Mereka menekankan, pengesahan RUU Masyarakat Adat merupakan solusi konkrit untuk melindungi masyarakat adat. Tanpa perlindungan setingkat UU maka perlindungan masyarakat adat hanya isapan jempol belaka. 

Akademisi Fakultas Hukum Universitas Gajah Mada, Yance Arizona, menyebutkan RUU ini sudah belasan tahun bergulir di DPR dan hanya menguap sebatas janji politik saja. Masyarakat adat selalu menjadi korban atas perampasan tanah dan kriminalisasi.  

"Biar tidak mengulangi kesalahan yang sama," kata Yance di Desa Kedang Ipil, Kalimantan Timur, Senin, 14 April 2025.
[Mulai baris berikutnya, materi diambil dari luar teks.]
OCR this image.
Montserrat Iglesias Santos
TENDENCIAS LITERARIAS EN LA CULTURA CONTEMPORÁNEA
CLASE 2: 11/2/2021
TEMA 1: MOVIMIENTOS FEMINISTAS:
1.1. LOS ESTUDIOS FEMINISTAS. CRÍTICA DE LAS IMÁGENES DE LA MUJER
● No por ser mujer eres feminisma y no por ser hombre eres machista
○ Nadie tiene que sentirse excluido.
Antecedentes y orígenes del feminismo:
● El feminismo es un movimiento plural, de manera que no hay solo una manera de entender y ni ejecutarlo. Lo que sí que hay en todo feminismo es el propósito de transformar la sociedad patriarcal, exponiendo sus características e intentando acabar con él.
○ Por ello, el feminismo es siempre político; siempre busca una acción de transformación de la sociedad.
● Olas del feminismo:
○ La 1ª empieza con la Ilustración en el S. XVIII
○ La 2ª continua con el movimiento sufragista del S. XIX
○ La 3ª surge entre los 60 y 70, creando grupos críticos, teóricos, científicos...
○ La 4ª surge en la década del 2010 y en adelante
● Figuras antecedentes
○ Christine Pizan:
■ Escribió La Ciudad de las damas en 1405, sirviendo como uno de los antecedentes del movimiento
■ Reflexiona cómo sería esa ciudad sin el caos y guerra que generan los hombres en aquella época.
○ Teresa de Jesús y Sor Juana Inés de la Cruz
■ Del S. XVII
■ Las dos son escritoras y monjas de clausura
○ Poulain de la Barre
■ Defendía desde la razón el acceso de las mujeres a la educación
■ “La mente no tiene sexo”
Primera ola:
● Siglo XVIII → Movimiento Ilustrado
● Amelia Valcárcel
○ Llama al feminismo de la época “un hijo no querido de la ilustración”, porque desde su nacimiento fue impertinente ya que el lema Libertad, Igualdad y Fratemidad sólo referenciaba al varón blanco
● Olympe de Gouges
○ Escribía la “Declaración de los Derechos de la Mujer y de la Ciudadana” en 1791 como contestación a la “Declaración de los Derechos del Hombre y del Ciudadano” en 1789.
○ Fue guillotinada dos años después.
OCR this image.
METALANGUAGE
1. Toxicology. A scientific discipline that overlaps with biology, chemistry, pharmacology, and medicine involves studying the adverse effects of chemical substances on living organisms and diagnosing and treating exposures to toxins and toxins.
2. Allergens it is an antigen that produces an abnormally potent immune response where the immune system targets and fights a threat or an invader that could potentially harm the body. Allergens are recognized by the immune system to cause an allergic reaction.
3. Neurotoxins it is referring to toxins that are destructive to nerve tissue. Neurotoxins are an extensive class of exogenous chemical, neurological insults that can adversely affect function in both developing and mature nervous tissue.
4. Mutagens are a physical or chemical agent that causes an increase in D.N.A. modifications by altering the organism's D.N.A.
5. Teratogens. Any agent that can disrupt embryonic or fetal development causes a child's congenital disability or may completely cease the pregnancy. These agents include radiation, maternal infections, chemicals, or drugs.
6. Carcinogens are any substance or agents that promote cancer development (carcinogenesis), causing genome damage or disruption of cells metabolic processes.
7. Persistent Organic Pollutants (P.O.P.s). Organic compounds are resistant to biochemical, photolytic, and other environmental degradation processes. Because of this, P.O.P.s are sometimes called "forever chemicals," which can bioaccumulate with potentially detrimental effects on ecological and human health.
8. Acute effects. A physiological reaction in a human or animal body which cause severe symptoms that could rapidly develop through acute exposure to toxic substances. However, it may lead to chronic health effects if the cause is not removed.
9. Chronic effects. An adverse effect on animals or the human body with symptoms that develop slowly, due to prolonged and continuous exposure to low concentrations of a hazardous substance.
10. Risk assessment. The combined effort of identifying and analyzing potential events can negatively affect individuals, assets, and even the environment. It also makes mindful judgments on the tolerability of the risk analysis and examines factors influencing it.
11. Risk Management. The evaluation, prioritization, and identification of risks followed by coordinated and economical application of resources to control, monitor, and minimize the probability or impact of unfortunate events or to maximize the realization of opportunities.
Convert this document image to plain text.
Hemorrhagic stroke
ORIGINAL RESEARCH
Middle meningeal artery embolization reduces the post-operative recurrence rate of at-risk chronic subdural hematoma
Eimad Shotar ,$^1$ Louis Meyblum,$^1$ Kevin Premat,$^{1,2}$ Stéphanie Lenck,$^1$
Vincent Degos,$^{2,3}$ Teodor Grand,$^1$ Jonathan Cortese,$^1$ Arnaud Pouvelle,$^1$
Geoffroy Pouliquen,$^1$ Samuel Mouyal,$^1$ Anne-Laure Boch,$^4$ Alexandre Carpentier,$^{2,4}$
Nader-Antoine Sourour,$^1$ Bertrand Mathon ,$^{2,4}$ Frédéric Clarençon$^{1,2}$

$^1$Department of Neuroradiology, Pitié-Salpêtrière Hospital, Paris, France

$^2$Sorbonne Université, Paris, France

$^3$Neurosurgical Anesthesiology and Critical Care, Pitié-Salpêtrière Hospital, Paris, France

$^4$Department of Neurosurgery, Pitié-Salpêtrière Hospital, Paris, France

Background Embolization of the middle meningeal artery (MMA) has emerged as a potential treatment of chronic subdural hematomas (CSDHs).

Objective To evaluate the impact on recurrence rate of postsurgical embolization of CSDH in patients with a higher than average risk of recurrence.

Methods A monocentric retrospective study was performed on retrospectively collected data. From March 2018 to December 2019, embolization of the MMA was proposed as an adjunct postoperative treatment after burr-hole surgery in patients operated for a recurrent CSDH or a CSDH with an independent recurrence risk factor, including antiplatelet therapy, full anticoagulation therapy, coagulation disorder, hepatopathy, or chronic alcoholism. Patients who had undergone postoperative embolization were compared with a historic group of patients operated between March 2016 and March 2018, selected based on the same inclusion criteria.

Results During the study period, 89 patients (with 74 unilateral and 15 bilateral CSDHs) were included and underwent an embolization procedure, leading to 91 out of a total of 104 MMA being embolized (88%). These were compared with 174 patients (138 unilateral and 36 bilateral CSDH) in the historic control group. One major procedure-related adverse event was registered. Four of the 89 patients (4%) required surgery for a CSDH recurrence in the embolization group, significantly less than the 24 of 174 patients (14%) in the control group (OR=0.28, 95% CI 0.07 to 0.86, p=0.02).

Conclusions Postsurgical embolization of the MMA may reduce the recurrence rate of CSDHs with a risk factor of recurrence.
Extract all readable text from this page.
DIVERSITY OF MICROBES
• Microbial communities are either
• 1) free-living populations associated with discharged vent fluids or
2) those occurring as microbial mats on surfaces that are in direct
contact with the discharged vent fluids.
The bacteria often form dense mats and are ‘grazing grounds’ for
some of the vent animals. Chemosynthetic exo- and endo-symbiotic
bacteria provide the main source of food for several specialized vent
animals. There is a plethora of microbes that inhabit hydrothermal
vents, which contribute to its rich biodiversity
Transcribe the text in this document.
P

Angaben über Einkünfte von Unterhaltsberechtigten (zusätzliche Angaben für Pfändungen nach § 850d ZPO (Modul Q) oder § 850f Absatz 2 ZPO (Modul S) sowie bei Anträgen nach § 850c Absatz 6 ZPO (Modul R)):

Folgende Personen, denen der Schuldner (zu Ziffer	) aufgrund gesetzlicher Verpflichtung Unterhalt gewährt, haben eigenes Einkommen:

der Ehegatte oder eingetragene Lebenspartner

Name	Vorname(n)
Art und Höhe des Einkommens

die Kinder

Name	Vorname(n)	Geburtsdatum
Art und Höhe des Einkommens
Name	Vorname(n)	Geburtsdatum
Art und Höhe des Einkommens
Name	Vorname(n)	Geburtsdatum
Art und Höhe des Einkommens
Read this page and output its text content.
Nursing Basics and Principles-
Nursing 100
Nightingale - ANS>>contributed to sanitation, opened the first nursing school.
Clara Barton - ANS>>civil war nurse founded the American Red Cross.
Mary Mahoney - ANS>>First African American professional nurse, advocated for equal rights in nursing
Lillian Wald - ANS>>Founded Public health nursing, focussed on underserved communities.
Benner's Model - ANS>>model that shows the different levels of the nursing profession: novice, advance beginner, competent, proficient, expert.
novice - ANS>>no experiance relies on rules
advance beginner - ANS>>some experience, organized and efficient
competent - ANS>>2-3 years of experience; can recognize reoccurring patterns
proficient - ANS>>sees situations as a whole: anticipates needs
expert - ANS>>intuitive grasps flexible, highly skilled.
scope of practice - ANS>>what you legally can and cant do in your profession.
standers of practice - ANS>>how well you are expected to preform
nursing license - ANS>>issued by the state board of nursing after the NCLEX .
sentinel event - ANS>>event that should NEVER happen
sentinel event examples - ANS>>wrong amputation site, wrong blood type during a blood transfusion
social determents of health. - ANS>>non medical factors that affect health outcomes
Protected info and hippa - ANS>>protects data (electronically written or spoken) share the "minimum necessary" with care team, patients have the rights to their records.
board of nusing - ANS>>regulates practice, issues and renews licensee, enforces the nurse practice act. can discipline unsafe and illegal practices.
Menurut Yance, lamanya penantian pengesahan RUU Masyarakat Adat, mesti menjadi pelajaran penting bagi pegiat gerakan masyarakat adat di Indonesia. Terutama terkait beberapa hal substantif yang mungkin perlu mendapat perhatian.

Menurutnya saat ini belum ada model pengaturan yang komprehensif dalam pengakuan hukum terhadap keberadaan masyarakat adat. Masing-masing kebijakan, justru berjalan tanpa ketersambungan satu sama lain dan bahkan terkesan berjalan sendiri-sendiri.

Ia mengingatkan AMAN dan para pegiat masyarakat adat untuk lebih meluaskan pembahasan soal RUU masyarakat adat secara lebih luas. 

"Jadi kita mesti buat RUU Masyarakat Adat, yang tidak cuma bicara soal masyarakat adat saja. Karena ini bisa membunuh masyarakat adat," kata Yance.